Lançado em 1993, Nome, de Arnaldo Antunes, repercutiu na cena cultural do país.
Figura significativa do Rock nacional da década de 1980, ao lado dos outros Titãs, do pessoal Ira!, de Cazuza, de Renato Russo, de Humberto Gessinger, Arnaldo Antunes carregou, desde os trabalhos anteriores à banda e ao rock para tocar em rádios experiências performáticas, multimídia, revelando-se um vanguardista. Os Titãs traziam esta marca nas aparições na televisão e nos shows. Outra marca da banda e do compositor, que o cd/livro Nome apresenta, são as letras viscerais, escatológicas, que era um diferencial, se comparado ao lirismo de Renato Russo, e que são, se comparadas ao Pop atual e à poesia contemporânea.
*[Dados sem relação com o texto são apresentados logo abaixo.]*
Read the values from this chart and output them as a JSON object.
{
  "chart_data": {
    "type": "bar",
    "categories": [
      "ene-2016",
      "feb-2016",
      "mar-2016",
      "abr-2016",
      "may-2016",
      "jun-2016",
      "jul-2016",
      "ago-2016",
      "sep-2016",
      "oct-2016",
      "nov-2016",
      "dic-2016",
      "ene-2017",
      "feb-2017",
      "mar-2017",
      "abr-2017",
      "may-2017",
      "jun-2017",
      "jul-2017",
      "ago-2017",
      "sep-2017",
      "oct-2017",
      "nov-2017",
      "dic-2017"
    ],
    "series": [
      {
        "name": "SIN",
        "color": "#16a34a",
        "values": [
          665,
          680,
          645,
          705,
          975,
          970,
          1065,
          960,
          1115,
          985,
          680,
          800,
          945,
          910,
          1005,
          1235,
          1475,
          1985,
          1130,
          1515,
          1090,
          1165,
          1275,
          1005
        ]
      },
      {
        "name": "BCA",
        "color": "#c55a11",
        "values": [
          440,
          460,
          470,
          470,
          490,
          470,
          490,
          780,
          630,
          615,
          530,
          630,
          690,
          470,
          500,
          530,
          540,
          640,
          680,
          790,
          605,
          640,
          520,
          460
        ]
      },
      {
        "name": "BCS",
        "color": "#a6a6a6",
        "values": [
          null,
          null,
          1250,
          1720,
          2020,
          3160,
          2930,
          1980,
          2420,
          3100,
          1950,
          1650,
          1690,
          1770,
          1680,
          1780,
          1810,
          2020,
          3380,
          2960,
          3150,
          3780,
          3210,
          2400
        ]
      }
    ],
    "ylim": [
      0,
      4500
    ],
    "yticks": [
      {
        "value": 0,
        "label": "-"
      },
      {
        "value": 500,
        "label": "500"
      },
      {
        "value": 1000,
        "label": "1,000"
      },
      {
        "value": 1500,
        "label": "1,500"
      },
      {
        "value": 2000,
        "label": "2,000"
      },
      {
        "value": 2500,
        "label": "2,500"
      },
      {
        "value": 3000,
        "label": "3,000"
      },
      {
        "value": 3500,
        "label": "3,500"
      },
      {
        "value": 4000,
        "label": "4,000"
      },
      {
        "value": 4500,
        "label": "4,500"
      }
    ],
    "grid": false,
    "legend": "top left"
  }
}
Trabalhos, como os do poeta paulista Arnaldo Antunes, que exploram o verbal e o não verbal, o apelo sensorial, de forma tão visceral, são provas de maturidade para concretizar a Poética contemporânea. Arnaldo Antunes visa à renovação da poesia, mostrando que não se faz um poema apenas para a leitura com o olhar. O poema é para o tato, a audição, a visão, o olfato e o paladar. É para os sentidos físicos absorvê-lo e enviá-lo para a degustação do intelecto. E ele encontrou no mundo virtual, as ferramentas para a execução de sua obra.